Nebraska entered into its shotgun marriage in 1994 with the Big 12 in a cranky mood and left it Friday with barely the politest of farewells. The Huskers had been a leader in the Big Eight and for 16 years never seemed comfortable with how power in its new home emanated from Austin.
By contrast, the announcement Friday that Nebraska would leap into the waiting arms of the Big Ten could be described as nothing more than a lovefest. And if you think about it, there's no university outside of South Bend, Ind., that fits into those Big Ten arms better than Nebraska.
"We are stronger today," Big Ten commissioner Jim Delany said in a Lincoln, Neb., news conference. "Nebraska is an unbelievable program with an unbelievable legacy. It will make us better than before they joined the Big Ten Conference."
If you're keeping score, the Big Ten now has 12 teams, and the Big 12 now has 10, at least until the Texas regents meet Tuesday. The board will decide, for all intents and purposes, whether the Big 12 will live or die. If Texas leaves, Texas A&M, Texas Tech, Oklahoma and Oklahoma State appear sure to follow.
Where Kansas, Kansas State, Missouri, Iowa State and Baylor end up is anybody's guess. Maybe the American Red Cross will set up a shelter.
Nebraska, judging by the comments of athletic director and resident legend Tom Osborne, assumed they will need one.
"One school leaving does not break up a conference," Osborne said at the Nebraska board of regents meeting Friday. "Two schools does not. Six schools leaving breaks up a conference."
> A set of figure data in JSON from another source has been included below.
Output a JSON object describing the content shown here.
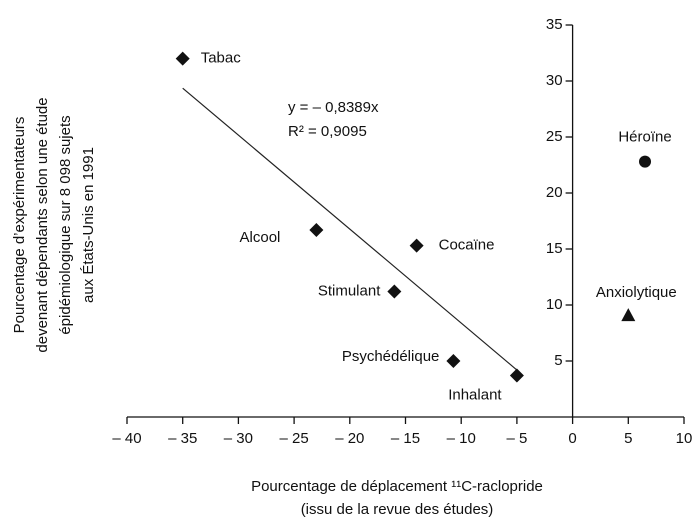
{
  "chart_data": {
    "type": "scatter",
    "x_label": "Pourcentage de déplacement ¹¹C-raclopride",
    "x_label_2": "(issu de la revue des études)",
    "y_label": [
      "Pourcentage d’expérimentateurs",
      "devenant dépendants selon une étude",
      "épidémiologique sur 8 098 sujets",
      "aux États-Unis en 1991"
    ],
    "equation": "y = – 0,8389x",
    "r2": "R² = 0,9095",
    "labels": [
      "Tabac",
      "Alcool",
      "Cocaïne",
      "Stimulant",
      "Psychédélique",
      "Inhalant",
      "Héroïne",
      "Anxiolytique"
    ],
    "markers": [
      "diamond",
      "diamond",
      "diamond",
      "diamond",
      "diamond",
      "diamond",
      "circle",
      "triangle"
    ],
    "color": "#111111",
    "x": [
      -35,
      -23,
      -14,
      -16,
      -10.7,
      -5,
      6.5,
      5
    ],
    "values": [
      32,
      16.7,
      15.3,
      11.2,
      5,
      3.7,
      22.8,
      9.1
    ],
    "trendline": {
      "slope": -0.8389,
      "xlim": [
        -35,
        -5
      ]
    },
    "xlim": [
      -40,
      10
    ],
    "xticks": [
      {
        "value": -40,
        "label": "– 40"
      },
      {
        "value": -35,
        "label": "– 35"
      },
      {
        "value": -30,
        "label": "– 30"
      },
      {
        "value": -25,
        "label": "– 25"
      },
      {
        "value": -20,
        "label": "– 20"
      },
      {
        "value": -15,
        "label": "– 15"
      },
      {
        "value": -10,
        "label": "– 10"
      },
      {
        "value": -5,
        "label": "– 5"
      },
      0,
      5,
      10
    ],
    "ylim": [
      0,
      35
    ],
    "yticks": [
      5,
      10,
      15,
      20,
      25,
      30,
      35
    ]
  }
}
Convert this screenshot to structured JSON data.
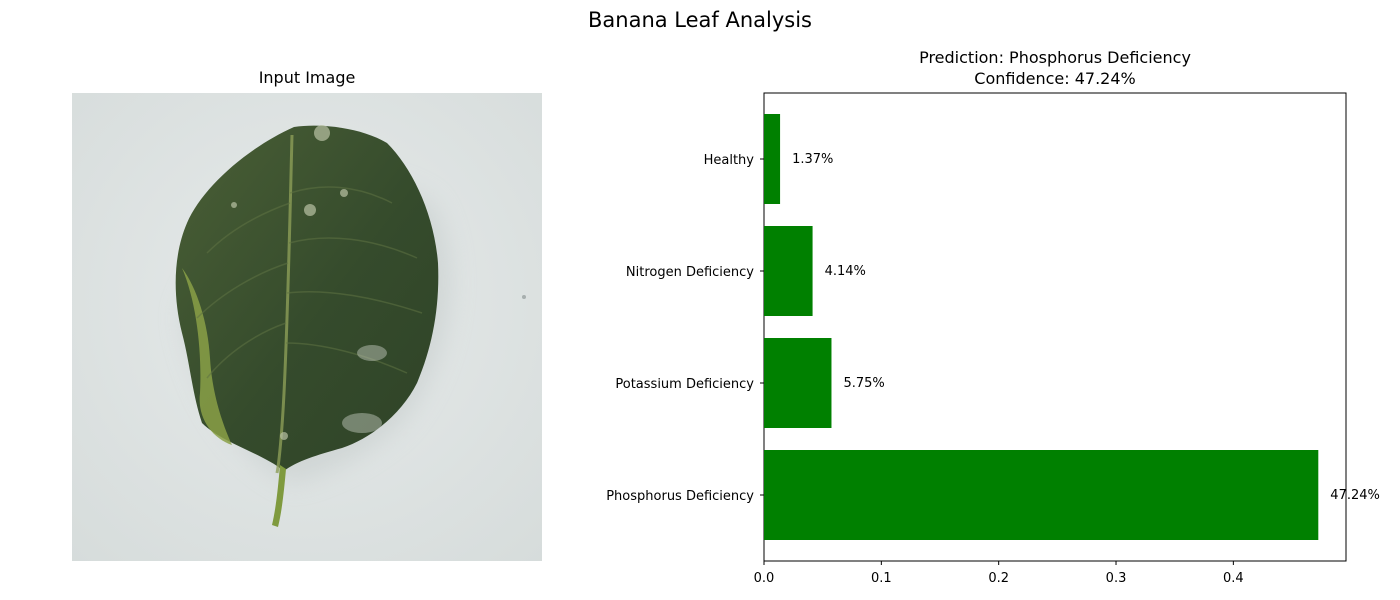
{
  "figure": {
    "suptitle": "Banana Leaf Analysis",
    "image_title": "Input Image",
    "chart_title_line1": "Prediction: Phosphorus Deficiency",
    "chart_title_line2": "Confidence: 47.24%"
  },
  "colors": {
    "bar": "#008000",
    "background_photo": "#dde2e1",
    "leaf_dark": "#3d5430",
    "leaf_light": "#7f9a3e"
  },
  "chart_data": {
    "type": "bar",
    "orientation": "horizontal",
    "title": "Prediction: Phosphorus Deficiency\nConfidence: 47.24%",
    "categories": [
      "Phosphorus Deficiency",
      "Potassium Deficiency",
      "Nitrogen Deficiency",
      "Healthy"
    ],
    "values": [
      0.4724,
      0.0575,
      0.0414,
      0.0137
    ],
    "value_labels": [
      "47.24%",
      "5.75%",
      "4.14%",
      "1.37%"
    ],
    "xticks": [
      0.0,
      0.1,
      0.2,
      0.3,
      0.4
    ],
    "xtick_labels": [
      "0.0",
      "0.1",
      "0.2",
      "0.3",
      "0.4"
    ],
    "xlim": [
      0,
      0.496
    ],
    "xlabel": "",
    "ylabel": "",
    "grid": false,
    "legend": "none"
  }
}
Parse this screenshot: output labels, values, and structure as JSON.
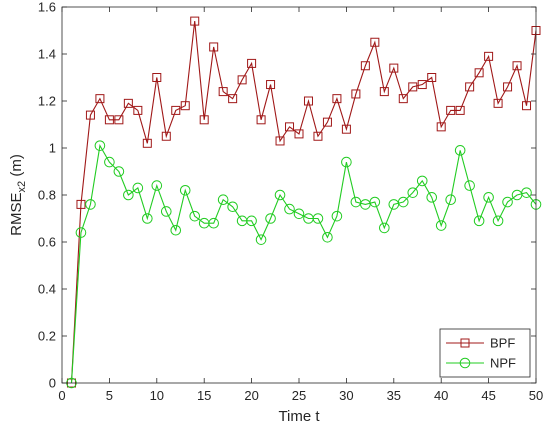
{
  "chart_data": {
    "type": "line",
    "xlabel": "Time t",
    "ylabel_main": "RMSE",
    "ylabel_sub": "x2",
    "ylabel_unit": " (m)",
    "xlim": [
      0,
      50
    ],
    "ylim": [
      0,
      1.6
    ],
    "xticks": [
      0,
      5,
      10,
      15,
      20,
      25,
      30,
      35,
      40,
      45,
      50
    ],
    "yticks": [
      0,
      0.2,
      0.4,
      0.6,
      0.8,
      1,
      1.2,
      1.4,
      1.6
    ],
    "ytick_labels": [
      "0",
      "0.2",
      "0.4",
      "0.6",
      "0.8",
      "1",
      "1.2",
      "1.4",
      "1.6"
    ],
    "grid": false,
    "legend_position": "bottom-right",
    "x": [
      1,
      2,
      3,
      4,
      5,
      6,
      7,
      8,
      9,
      10,
      11,
      12,
      13,
      14,
      15,
      16,
      17,
      18,
      19,
      20,
      21,
      22,
      23,
      24,
      25,
      26,
      27,
      28,
      29,
      30,
      31,
      32,
      33,
      34,
      35,
      36,
      37,
      38,
      39,
      40,
      41,
      42,
      43,
      44,
      45,
      46,
      47,
      48,
      49,
      50
    ],
    "series": [
      {
        "name": "BPF",
        "color": "#a01818",
        "marker": "square",
        "values": [
          0,
          0.76,
          1.14,
          1.21,
          1.12,
          1.12,
          1.19,
          1.16,
          1.02,
          1.3,
          1.05,
          1.16,
          1.18,
          1.54,
          1.12,
          1.43,
          1.24,
          1.21,
          1.29,
          1.36,
          1.12,
          1.27,
          1.03,
          1.09,
          1.06,
          1.2,
          1.05,
          1.11,
          1.21,
          1.08,
          1.23,
          1.35,
          1.45,
          1.24,
          1.34,
          1.21,
          1.26,
          1.27,
          1.3,
          1.09,
          1.16,
          1.16,
          1.26,
          1.32,
          1.39,
          1.19,
          1.26,
          1.35,
          1.18,
          1.5
        ]
      },
      {
        "name": "NPF",
        "color": "#22cc22",
        "marker": "circle",
        "values": [
          0,
          0.64,
          0.76,
          1.01,
          0.94,
          0.9,
          0.8,
          0.83,
          0.7,
          0.84,
          0.73,
          0.65,
          0.82,
          0.71,
          0.68,
          0.68,
          0.78,
          0.75,
          0.69,
          0.69,
          0.61,
          0.7,
          0.8,
          0.74,
          0.72,
          0.7,
          0.7,
          0.62,
          0.71,
          0.94,
          0.77,
          0.76,
          0.77,
          0.66,
          0.76,
          0.77,
          0.81,
          0.86,
          0.79,
          0.67,
          0.78,
          0.99,
          0.84,
          0.69,
          0.79,
          0.69,
          0.77,
          0.8,
          0.81,
          0.76
        ]
      }
    ]
  }
}
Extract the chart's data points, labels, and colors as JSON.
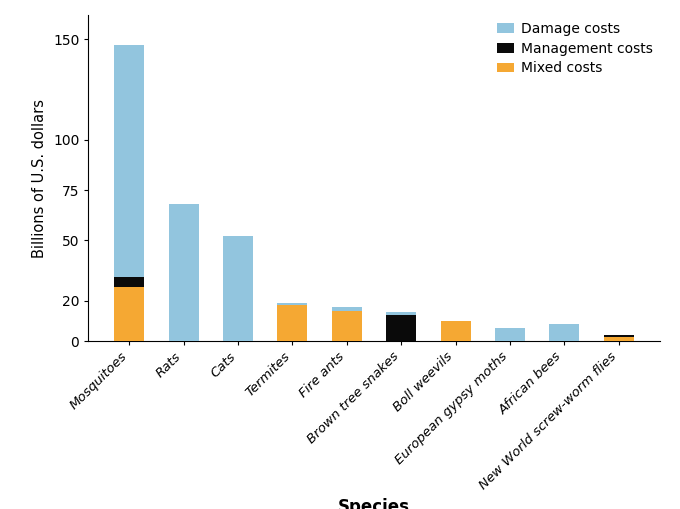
{
  "species": [
    "Mosquitoes",
    "Rats",
    "Cats",
    "Termites",
    "Fire ants",
    "Brown tree snakes",
    "Boll weevils",
    "European gypsy moths",
    "African bees",
    "New World screw-worm flies"
  ],
  "damage_costs": [
    115,
    68,
    52,
    1.0,
    2.0,
    1.5,
    0,
    6.5,
    8.5,
    0
  ],
  "management_costs": [
    5,
    0,
    0,
    0,
    0,
    13,
    0,
    0,
    0,
    0.8
  ],
  "mixed_costs": [
    27,
    0,
    0,
    18,
    15,
    0,
    10,
    0,
    0,
    2.2
  ],
  "damage_color": "#92C5DE",
  "management_color": "#0A0A0A",
  "mixed_color": "#F5A833",
  "ylabel": "Billions of U.S. dollars",
  "xlabel": "Species",
  "ylim": [
    0,
    162
  ],
  "yticks": [
    0,
    20,
    50,
    75,
    100,
    150
  ],
  "legend_labels": [
    "Damage costs",
    "Management costs",
    "Mixed costs"
  ],
  "background_color": "#ffffff"
}
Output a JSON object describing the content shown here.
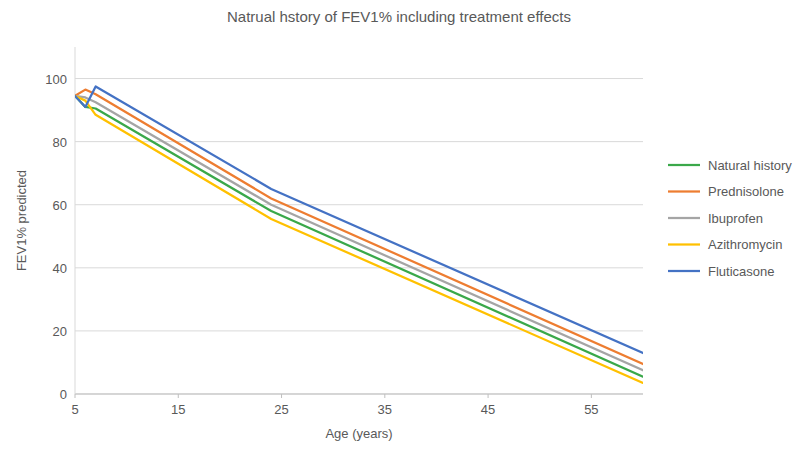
{
  "chart_data": {
    "type": "line",
    "title": "Natrual hstory of FEV1%  including treatment effects",
    "x_label": "Age (years)",
    "y_label": "FEV1% predicted",
    "x": [
      5,
      6,
      7,
      24,
      60
    ],
    "series": [
      {
        "name": "Natural history",
        "color": "#3aa84a",
        "values": [
          94.5,
          91,
          90.5,
          58,
          5.5
        ]
      },
      {
        "name": "Prednisolone",
        "color": "#ed7d31",
        "values": [
          94.5,
          96.5,
          95,
          62,
          9.5
        ]
      },
      {
        "name": "Ibuprofen",
        "color": "#a5a5a5",
        "values": [
          94.5,
          94,
          92.5,
          60,
          7.5
        ]
      },
      {
        "name": "Azithromycin",
        "color": "#ffc000",
        "values": [
          94.5,
          93,
          88.5,
          55.5,
          3.5
        ]
      },
      {
        "name": "Fluticasone",
        "color": "#4472c4",
        "values": [
          94.5,
          91,
          97.5,
          65,
          13
        ]
      }
    ],
    "xlim": [
      5,
      60
    ],
    "xticks": [
      5,
      15,
      25,
      35,
      45,
      55
    ],
    "ylim": [
      0,
      110
    ],
    "yticks": [
      0,
      20,
      40,
      60,
      80,
      100
    ],
    "grid": true,
    "legend": "right"
  }
}
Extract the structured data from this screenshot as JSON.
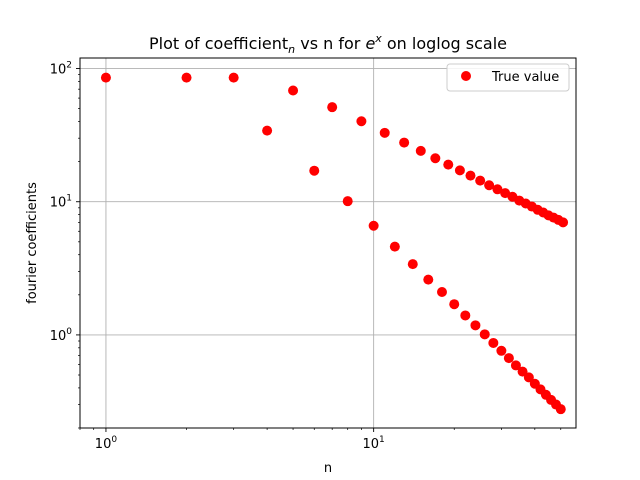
{
  "chart_data": {
    "type": "scatter",
    "title_prefix": "Plot of coefficient",
    "title_sub": "n",
    "title_mid": " vs n for ",
    "title_base": "e",
    "title_sup": "x",
    "title_suffix": " on loglog scale",
    "xlabel": "n",
    "ylabel": "fourier coefficients",
    "xscale": "log",
    "yscale": "log",
    "xlim": [
      0.8,
      57
    ],
    "ylim": [
      0.2,
      120
    ],
    "grid": true,
    "legend_position": "top-right",
    "x_ticks": [
      {
        "value": 1,
        "base": "10",
        "exp": "0"
      },
      {
        "value": 10,
        "base": "10",
        "exp": "1"
      }
    ],
    "y_ticks": [
      {
        "value": 1,
        "base": "10",
        "exp": "0"
      },
      {
        "value": 10,
        "base": "10",
        "exp": "1"
      },
      {
        "value": 100,
        "base": "10",
        "exp": "2"
      }
    ],
    "series": [
      {
        "name": "True value",
        "color": "#ff0000",
        "marker": "circle",
        "x": [
          1,
          2,
          3,
          4,
          5,
          6,
          7,
          8,
          9,
          10,
          11,
          12,
          13,
          14,
          15,
          16,
          17,
          18,
          19,
          20,
          21,
          22,
          23,
          24,
          25,
          26,
          27,
          28,
          29,
          30,
          31,
          32,
          33,
          34,
          35,
          36,
          37,
          38,
          39,
          40,
          41,
          42,
          43,
          44,
          45,
          46,
          47,
          48,
          49,
          50,
          51
        ],
        "y": [
          85.5,
          85.5,
          85.5,
          34.2,
          68.4,
          17.1,
          51.3,
          10.1,
          40.2,
          6.6,
          32.9,
          4.6,
          27.8,
          3.4,
          24.1,
          2.6,
          21.2,
          2.1,
          19.0,
          1.7,
          17.2,
          1.4,
          15.7,
          1.18,
          14.4,
          1.01,
          13.3,
          0.87,
          12.4,
          0.76,
          11.6,
          0.67,
          10.9,
          0.59,
          10.2,
          0.53,
          9.7,
          0.48,
          9.2,
          0.43,
          8.7,
          0.39,
          8.3,
          0.355,
          7.9,
          0.325,
          7.6,
          0.3,
          7.3,
          0.277,
          7.0
        ]
      }
    ]
  }
}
Like the oil spill in the Gulf of Mexico, the rumors of impermanence that have floated for weeks off the Big 12 coast rolled ashore over the last 36 hours and brought disaster with them. Colorado left for the Pac-10, but no one much flinched.
Nebraska, however, is the anchor of the league's North Division. University officials scoffed at the idea that staying in the Big 12 would be as secure, financially and otherwise, as moving to the Big 10.
Nebraska chancellor Harvey Perlman said at the regents meeting that Big 12 commissioner Dan Beebe asked him Wednesday for the university to commit to the league through 2016. Perlman responded by calling Delaney to see if he thought love might blossom.
"Neither Tom nor I felt that was a very long-term commitment for the Big 12," Perlman said. "We thought our obligation to the University of Nebraska was to protect it from the vulnerability of being without a conference altogether. At that point, we re-engaged the leadership of the Big Ten."
Delany and his conference presidents offered long-term security, a more prestigious academic environment, and, yes, more money. But they also offered a collegiality that Nebraska struggled to find in the Big 12. The headbutting had nothing to do with personality.
"Some of those people we've had an association with for over 100 years," Osborne said. "If some of them end up in unpleasant circumstances, we are really sorry for that. We do have good feelings about the conference and its membership. But we are really looking forward to the Big Ten."
The Big 12 formed as a marriage of convenience. Texas and its Southwest Conference buddies had TV sets and a state full of recruits. Nebraska and the Big Eight lacked clout in the media marketplace. The union, consummated in 1994, didn't survive the honeymoon without a couple of fights.
Osborne, then at the peak of his Hall of Fame coaching career, wanted the league to allow its members to accept academic non-qualifiers under the NCAA's requirements for incoming freshmen.
As Osborne wrote in his book, "On Solid Ground," the conference presidents tabled the matter until the spring of 1996, only to hold a conference-call vote in December 1995. The vote went 11-1 to ban the non-qualifiers, with Nebraska the lone dissenter.
That vote has stuck in Osborne's craw to this day, one former colleague said, even though the NCAA banned non-qualifiers from all FBS schools soon after the Big 12 vote.
The league also voted 11-1 to establish a championship game, with Nebraska again the holdout.
Life in the Big 12 became smoother. The league is the only one of the six automatic-qualifier conferences to apportion half of its revenues based on television appearances. That works in the favor of Texas and Nebraska. So does the vast recruiting territory of the Lone Star State, which may become more difficult for the Huskers to harvest now that they won't play any games there.
In the end, Nebraska set that aside to join a league in which it felt at home. Late in the news conference Friday, Delany described a Big Ten that does business in a different manner.
"Inside the Big Ten, there aren't a lot of votes taken," Delany said. "Harvey brought up a lot of 11-1 votes. Our people bring up ideas. They are reluctant to make changes unless [there is consensus]. I don't even remember deciding anything on a 6-5 vote."
Huskers football coach Bo Pelini dismissed the idea that he would miss Big 12 rivalries.
"I'm not a real emotional guy," Pelini said before breaking into laughter.
No, Nebraska won't be looking back with remorse, regret or nostalgia at its time in the Big 12. The Huskers have a new home. Their partners are as happy to have them as they are to be there. Love is a beautiful thing.